Lautaro entendió al instante y desapareció rápido hacia el estacionamiento subterráneo.
Sania se retorció, queriendo zafarse, pero Evaldo le apretó la cintura con fuerza.
—Si te mueves otra vez, no te aseguro que no te coma aquí mismo.
Sania se quedó quieta.
Lo miró con calma.
—Me quiero bajar.
—Entonces dime primero de qué estás molesta estos días.
Sania no quería decirlo. Al principio no había sido para tanto, pero cuando Evaldo se negó a hablar de lo que pasó años atrás afuera del país, a ella se le heló un poco el corazón.
Sentía que ella se le había entregado sin guardarse nada.
Y él, en cambio, le ocultaba cosas.
Y encima, las palabras venenosas de Pilar, metiendo cizaña, sí habían hecho efecto.
Sania volteó la cara, de mal humor.
—No estoy molesta.
Evaldo soltó una mano y le apretó los cachetes inflados.

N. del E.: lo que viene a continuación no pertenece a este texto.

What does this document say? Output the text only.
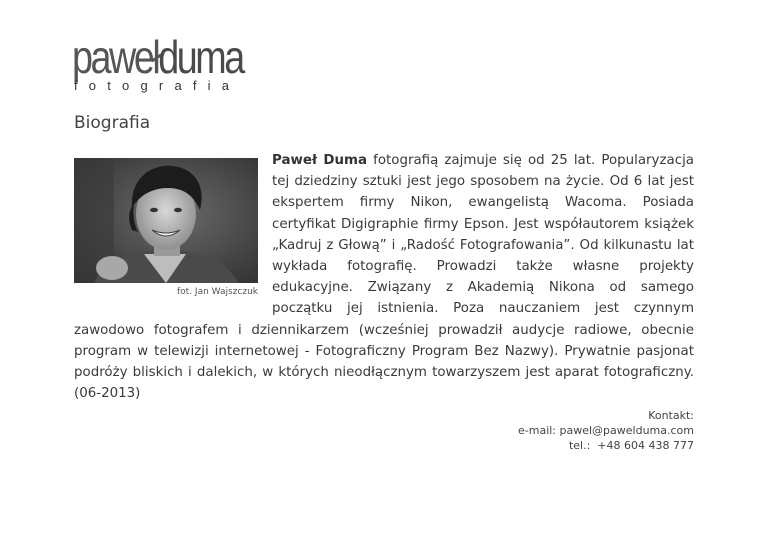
pawełduma
fotografia
Biografia
fot. Jan Wajszczuk
Paweł Duma fotografią zajmuje się od 25 lat. Popularyzacja tej dziedziny sztuki jest jego sposobem na życie. Od 6 lat jest ekspertem firmy Nikon, ewangelistą Wacoma. Posiada certyfikat Digigraphie firmy Epson. Jest współautorem książek „Kadruj z Głową” i „Radość Fotografowania”. Od kilkunastu lat wykłada fotografię. Prowadzi także własne projekty edukacyjne. Związany z Akademią Nikona od samego początku jej istnienia. Poza nauczaniem jest czynnym zawodowo fotografem i dziennikarzem (wcześniej prowadził audycje radiowe, obecnie program w telewizji internetowej - Fotograficzny Program Bez Nazwy). Prywatnie pasjonat podróży bliskich i dalekich, w których nieodłącznym towarzyszem jest aparat fotograficzny. (06-2013)
Kontakt:
e-mail: pawel@pawelduma.com
tel.:  +48 604 438 777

—¿Y todavía dices que no? Estás como pez globo. Amor, yo te quiero contentar. Dime qué hice mal y lo cambio, ¿sí?
Él bajó la guardia y se tragó el orgullo para calmarla, pero Sania no se lo compró.
—¿Para qué me contentas? Mejor ve a contentar a tu “amor imposible”.
Evaldo se quedó sin palabras.
Chasqueó la lengua.
—¿Qué amor imposible? ¿Quién vino a meterte ideas y a hablar de mí?
Sania se puso roja, ya sin ganas de aguantarse.
—Entonces dime… ¿tú te casaste conmigo porque me parezco a la Dra. Mena?
Evaldo casi se rio de la rabia.
O sea que todo era por celos de la Dra. Mena.
—¿De verdad?
—Sí, de verdad. Tranquila. La Dra. Mena es solo mi doctora. No sé quién te estuvo metiendo cizaña, pero eso es puro cuento.
—Si yo tuviera algo con ella, ¿tú crees que habría esperado hasta ahora?
—La vez pasada fue a mi oficina y me contó que Pilar te estaba poniendo trabas.
—Ajá —respondió Sania, bajito—. En adelante, lo del trabajo lo puedo resolver yo. Si se pone pesado de verdad, te lo digo.
—¿Confías en que puedo hacerlo bien?
—Confío.
Sania no era de esas que querían hacerse las difíciles por orgullo. Ella solo quería poder resolver problemas por sí misma.
No quería volverse dependiente de que la rescataran.
—Entendido. Lo que tú digas, yo lo hago.
Evaldo la miró la cara, tan suave, y se le oscureció la mirada.
—Amor… ahora sí, toca saldar cuentas.